И, конечно же, Бадди не нашелся бы, что на это ответить, потому что сказанное мной было правдой. Люди сделаны не из чего иного, как праха, и я никак не могла понять, чем врачевание всего этого праха лучше написания стихов, которые люди станут помнить и повторять про себя, когда они несчастны, больны или не могут уснуть.
Беда моя заключалась в том, что я воспринимала все сказанное мне Бадди Уиллардом как истину в последней инстанции. Я помню тот вечер, когда он впервые поцеловал меня. Это случилось после бала первокурсников в Йеле.
Бадди пригласил меня на этот бал весьма странным образом. На рождественских каникулах он вдруг нежданно-негаданно появился у нас в доме, одетый в плотный белый свитер под горло, в котором выглядел таким красавцем, что я глаз от него не могла оторвать, и спросил:
– Можно мне как-нибудь зайти к тебе в колледж?

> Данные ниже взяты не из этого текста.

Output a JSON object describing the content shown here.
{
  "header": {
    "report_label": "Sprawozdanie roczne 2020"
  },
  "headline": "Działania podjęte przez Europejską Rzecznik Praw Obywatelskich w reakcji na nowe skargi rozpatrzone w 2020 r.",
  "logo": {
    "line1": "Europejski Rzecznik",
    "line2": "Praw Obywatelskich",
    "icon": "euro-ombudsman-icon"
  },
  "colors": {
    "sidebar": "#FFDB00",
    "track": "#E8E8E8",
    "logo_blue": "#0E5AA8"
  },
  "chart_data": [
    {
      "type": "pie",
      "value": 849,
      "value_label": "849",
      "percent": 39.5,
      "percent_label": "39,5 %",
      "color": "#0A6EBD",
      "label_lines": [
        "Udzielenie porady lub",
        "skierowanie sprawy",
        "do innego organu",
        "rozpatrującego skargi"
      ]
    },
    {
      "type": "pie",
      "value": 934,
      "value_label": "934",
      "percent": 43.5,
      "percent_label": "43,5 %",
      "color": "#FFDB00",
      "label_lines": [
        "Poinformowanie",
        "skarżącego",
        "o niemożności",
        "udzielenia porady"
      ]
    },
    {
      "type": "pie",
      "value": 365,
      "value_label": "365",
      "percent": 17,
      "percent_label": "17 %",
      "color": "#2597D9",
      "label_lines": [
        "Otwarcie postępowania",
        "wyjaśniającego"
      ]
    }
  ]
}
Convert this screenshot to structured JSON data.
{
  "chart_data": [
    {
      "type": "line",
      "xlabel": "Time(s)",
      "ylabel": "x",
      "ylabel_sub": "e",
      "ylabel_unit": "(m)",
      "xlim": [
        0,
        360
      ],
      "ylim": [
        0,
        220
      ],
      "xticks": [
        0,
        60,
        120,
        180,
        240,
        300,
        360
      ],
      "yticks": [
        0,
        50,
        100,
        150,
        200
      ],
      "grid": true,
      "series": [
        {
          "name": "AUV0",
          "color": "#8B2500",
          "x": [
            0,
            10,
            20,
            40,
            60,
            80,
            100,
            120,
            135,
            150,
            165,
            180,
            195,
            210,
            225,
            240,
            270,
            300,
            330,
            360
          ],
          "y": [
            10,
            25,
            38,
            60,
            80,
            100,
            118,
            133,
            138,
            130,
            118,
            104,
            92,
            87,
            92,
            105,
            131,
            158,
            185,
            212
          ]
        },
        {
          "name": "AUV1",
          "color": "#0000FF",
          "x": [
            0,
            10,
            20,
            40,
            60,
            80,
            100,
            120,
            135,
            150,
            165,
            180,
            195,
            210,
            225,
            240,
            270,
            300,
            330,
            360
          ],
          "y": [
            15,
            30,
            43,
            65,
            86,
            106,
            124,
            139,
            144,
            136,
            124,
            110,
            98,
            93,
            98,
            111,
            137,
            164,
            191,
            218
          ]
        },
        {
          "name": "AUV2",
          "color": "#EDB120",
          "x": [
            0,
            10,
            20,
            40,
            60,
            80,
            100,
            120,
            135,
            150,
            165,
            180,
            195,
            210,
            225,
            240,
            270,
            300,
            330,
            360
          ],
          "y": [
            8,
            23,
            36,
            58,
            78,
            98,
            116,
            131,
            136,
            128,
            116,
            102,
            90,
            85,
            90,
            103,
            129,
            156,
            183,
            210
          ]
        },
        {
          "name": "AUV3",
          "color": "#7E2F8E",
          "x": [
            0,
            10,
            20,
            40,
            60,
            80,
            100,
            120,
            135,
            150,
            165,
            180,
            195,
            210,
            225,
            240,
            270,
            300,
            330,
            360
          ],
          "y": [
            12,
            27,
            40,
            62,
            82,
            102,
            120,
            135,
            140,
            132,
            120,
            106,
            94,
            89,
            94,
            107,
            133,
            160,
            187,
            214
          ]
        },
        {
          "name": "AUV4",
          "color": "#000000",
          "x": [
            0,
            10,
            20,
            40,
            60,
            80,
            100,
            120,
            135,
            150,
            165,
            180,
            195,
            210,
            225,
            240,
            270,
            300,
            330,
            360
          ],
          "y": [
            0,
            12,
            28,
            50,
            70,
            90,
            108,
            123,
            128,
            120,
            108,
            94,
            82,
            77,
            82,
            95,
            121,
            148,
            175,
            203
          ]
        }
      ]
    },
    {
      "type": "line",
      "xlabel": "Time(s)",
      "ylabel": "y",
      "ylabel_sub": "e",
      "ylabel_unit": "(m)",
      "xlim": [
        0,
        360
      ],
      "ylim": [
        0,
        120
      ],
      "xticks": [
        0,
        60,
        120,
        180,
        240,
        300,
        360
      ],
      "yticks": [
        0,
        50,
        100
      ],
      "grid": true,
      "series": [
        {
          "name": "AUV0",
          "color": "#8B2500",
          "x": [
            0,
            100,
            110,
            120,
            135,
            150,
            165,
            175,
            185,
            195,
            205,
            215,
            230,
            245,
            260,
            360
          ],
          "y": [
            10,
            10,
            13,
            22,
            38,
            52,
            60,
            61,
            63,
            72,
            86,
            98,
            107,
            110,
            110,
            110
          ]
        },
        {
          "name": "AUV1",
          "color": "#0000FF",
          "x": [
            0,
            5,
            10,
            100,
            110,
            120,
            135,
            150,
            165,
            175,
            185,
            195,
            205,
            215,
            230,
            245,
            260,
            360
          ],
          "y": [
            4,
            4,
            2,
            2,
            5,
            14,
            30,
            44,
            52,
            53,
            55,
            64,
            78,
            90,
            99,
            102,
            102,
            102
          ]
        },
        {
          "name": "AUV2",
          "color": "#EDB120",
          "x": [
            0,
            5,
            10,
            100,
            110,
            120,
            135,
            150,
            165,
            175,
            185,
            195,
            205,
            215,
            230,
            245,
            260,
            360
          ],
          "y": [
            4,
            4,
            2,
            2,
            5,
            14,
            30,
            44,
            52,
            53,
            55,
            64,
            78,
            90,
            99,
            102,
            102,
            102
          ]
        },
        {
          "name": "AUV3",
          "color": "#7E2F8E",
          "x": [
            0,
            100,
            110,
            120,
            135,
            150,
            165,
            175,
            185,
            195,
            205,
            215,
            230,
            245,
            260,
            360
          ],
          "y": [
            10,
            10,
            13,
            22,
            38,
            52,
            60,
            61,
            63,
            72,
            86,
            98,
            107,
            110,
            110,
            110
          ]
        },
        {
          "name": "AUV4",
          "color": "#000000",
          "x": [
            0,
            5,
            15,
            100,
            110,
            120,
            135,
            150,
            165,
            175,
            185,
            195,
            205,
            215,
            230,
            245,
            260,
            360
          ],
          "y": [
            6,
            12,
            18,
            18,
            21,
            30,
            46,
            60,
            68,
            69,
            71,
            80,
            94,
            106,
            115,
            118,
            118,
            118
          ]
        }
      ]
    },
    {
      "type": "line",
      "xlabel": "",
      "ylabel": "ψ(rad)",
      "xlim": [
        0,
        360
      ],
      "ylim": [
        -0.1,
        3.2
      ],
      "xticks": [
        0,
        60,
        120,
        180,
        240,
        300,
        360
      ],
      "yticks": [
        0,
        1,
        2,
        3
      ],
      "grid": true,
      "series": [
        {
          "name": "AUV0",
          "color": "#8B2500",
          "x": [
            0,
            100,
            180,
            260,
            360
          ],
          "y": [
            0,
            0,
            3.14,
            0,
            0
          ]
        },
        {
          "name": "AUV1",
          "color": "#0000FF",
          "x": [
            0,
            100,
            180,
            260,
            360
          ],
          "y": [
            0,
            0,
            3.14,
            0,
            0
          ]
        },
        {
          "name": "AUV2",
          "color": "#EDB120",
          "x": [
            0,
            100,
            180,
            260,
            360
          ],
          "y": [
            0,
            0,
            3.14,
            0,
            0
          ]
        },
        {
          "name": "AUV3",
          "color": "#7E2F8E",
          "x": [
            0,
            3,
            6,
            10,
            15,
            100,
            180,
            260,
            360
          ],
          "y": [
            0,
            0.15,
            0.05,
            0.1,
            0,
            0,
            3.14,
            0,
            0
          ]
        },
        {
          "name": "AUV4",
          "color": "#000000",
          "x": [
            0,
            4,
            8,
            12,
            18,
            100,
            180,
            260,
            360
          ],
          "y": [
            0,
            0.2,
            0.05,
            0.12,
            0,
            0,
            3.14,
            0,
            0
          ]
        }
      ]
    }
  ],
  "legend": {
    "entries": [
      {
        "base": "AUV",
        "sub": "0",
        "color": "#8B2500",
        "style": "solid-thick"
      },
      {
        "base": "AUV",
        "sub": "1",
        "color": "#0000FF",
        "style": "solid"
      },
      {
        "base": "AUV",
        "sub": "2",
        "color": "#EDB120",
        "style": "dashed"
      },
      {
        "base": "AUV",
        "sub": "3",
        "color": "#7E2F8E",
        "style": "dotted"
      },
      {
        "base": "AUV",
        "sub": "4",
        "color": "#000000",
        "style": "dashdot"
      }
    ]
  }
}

Я была просто ошарашена. Мы с Бадди виделись лишь по воскресеньям в церкви, когда оба приезжали домой на выходные, да и то издали, и я никак не могла взять в толк, что это на него нашло, что он бегом прибежал повидать меня: он сказал, что пробежал три километра, разделяющие наши дома, в качестве тренировки по бегу.
Разумеется, наши матери дружили. Они вместе ходили в школу, а потом обе вышли замуж за своих учителей и осели в нашем городке. Однако Бадди всегда то учился осенью в подготовительной школе с льготной стипендией, то летом зарабатывал деньги в биологической экспедиции где-нибудь в Монтане, так что сам факт того, что наши матери дружили еще со школы, не имел особого значения.
После этого внезапного визита Бадди не подавал о себе никаких вестей вплоть до одного прекрасного утра в начале марта. Я сидела в своей комнате в общежитии и готовилась к экзамену по истории, предстоявшему мне в понедельник, изучая крестовые походы и деяния Петра Пустынника и Вальтера Голяка, когда в коридоре зазвонил телефон.
Обычно предполагалось, что мы должны по очереди отвечать на звонки в коридоре, но поскольку я была единственной первокурсницей на этаже среди старшекурсниц, то мне почти всегда и приходилось брать трубку. Несколько мгновений я выжидала, вдруг меня кто-то опередит. Потом сообразила, что все, наверное, или играют в сквош, или разъехались на выходные, и отправилась к телефону.